Heisenbug: The concurrent exception in the transaction that will only occur if you observe it
Recently we had to tackle a seriously strange bug. A customer reported that under a specific set of circumstances, when loading the database with many concurrent requests, they would get an optimistic concurrency violation from RavenDB.
That is the sort of errors that we look at and go: “Well, that is what you expect it to do, no?”
The customer code looked something like this:
As you can imagine, this code is expected to deal with concurrency errors, since it is explicitly meant to run from multiple threads (and processes) all at once.
However, in the scenario that the user was using, it had two separate types of workers running, one type was accessing the same set of locks, and there you might reasonably expect to get a concurrency error. However, the second type was run in the main thread only, and there should be no contention on that at all. However, the user was getting a concurrency error on that particular lock, which shouldn’t happen.
Looking at the logs, it was even more confusing. Leaving aside that we could only reproduce this issue when we had a high contention rate, we saw some really strange details. Somehow, we had a write to the document coming out of nowhere?
It took a while to figure out what was going on, but we finally figured out what the root cause was. RavenDB internally does not execute transactions independently. That would be far too costly. Instead, we use a process call transaction merging.
Here is what this looks like:
The idea is that we need to write to the disk to commit the transaction. That is an expensive operation. By merging multiple concurrent transactions in this manner, we are able to significantly reduce the number of disk writes, increasing the overall speed of the system.
That works great, until you have an error. The most common error, of course, is a concurrency error. At this point, the entire merged transaction is rolled back and we will execute each transaction independently. In this manner, we suffer a (small) performance hit when running into such an error, but the correctness of the system is preserved.
The problem in this case would only happen when we had enough load to start doing transaction merging. Furthermore, it would only happen if the actual failure would happen on the second transaction in the merged sequence, not the first one.
Internally, each transaction does something like this:
Remember that aside from merging transactions, a single transaction in RavenDB can also have multiple operations. Do you see the bug here?
The problem was that we successfully executed the transaction batch, but the next one in the same transaction failed. RavenDB did the right thing and execute the transaction batch again independently (this is safe to do, since we rolled back the previous transaction and are operating on a clean slate).

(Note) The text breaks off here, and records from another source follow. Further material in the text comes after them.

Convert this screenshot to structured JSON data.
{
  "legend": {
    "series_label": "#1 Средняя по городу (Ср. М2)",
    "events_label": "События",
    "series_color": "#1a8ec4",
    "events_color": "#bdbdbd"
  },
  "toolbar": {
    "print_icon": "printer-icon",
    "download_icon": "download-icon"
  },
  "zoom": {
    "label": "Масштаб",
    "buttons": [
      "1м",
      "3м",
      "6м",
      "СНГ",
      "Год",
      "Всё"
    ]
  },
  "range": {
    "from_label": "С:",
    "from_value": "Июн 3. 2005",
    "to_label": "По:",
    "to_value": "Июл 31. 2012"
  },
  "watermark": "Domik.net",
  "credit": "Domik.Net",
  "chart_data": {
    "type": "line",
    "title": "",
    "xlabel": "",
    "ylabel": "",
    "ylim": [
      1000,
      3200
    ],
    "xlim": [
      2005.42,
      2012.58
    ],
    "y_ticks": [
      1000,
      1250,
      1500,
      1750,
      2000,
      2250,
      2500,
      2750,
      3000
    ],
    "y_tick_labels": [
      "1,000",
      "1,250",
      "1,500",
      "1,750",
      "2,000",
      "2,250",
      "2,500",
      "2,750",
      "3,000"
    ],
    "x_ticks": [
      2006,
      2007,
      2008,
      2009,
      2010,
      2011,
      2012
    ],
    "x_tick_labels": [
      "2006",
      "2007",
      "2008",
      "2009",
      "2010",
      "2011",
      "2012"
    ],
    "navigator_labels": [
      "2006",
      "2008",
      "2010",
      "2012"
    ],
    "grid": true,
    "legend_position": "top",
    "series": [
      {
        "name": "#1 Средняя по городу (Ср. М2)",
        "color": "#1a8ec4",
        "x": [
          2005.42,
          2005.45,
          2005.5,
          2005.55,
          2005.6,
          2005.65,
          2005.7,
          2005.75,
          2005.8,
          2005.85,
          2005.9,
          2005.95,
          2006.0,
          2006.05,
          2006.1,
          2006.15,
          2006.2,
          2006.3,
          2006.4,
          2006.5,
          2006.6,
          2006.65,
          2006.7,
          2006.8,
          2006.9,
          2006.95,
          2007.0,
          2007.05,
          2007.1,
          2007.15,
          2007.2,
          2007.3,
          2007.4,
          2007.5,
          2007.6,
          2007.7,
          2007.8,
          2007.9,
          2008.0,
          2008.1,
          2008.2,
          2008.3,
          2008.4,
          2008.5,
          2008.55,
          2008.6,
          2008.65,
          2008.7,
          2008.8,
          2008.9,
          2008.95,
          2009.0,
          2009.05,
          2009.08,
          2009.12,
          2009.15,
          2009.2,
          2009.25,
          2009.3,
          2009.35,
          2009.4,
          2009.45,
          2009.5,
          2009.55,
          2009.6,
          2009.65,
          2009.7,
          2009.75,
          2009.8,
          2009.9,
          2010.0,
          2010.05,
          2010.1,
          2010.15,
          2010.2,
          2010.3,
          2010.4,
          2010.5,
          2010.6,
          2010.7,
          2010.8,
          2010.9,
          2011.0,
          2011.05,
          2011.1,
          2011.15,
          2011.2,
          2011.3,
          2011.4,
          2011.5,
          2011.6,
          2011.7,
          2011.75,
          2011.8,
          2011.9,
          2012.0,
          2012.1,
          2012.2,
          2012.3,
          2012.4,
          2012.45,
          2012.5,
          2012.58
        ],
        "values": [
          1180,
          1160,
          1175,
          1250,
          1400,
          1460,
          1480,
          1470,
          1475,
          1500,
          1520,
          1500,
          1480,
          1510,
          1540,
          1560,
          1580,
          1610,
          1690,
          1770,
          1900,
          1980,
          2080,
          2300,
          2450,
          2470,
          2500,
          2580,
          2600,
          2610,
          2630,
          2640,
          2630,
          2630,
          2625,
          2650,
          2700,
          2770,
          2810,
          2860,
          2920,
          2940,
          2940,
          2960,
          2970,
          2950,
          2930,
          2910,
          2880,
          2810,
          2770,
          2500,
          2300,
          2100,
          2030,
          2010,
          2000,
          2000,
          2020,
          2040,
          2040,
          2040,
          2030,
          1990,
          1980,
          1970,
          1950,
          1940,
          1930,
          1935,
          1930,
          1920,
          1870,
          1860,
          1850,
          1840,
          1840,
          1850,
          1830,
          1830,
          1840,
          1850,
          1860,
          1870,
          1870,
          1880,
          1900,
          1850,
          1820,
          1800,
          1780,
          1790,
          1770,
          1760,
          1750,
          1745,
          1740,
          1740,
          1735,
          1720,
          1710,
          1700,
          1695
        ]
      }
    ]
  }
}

The problem is that the transaction batch itself, on the other hand, had its own state. In this case, the problem was that when we replied back to the caller, we used the old state, the one that came from the old transaction that was rolled back.
The only state we return to the user is the change vector, which is used for concurrency checks. What happened was that we got the right result, for the old change vector. Everything worked, and the actual state of the database was fine. The only way to discover this issue is if you are continue to make modifications to the same document on the same session. That is a rare scenario, since you typically discard the session after you save its changes.
In any other scenario, you’ll re-load the document from the server, which will give you the right change vector and make everything work.
Like all such bugs, when we look back at it, this is pretty obvious, but to get to this point was quite a long road.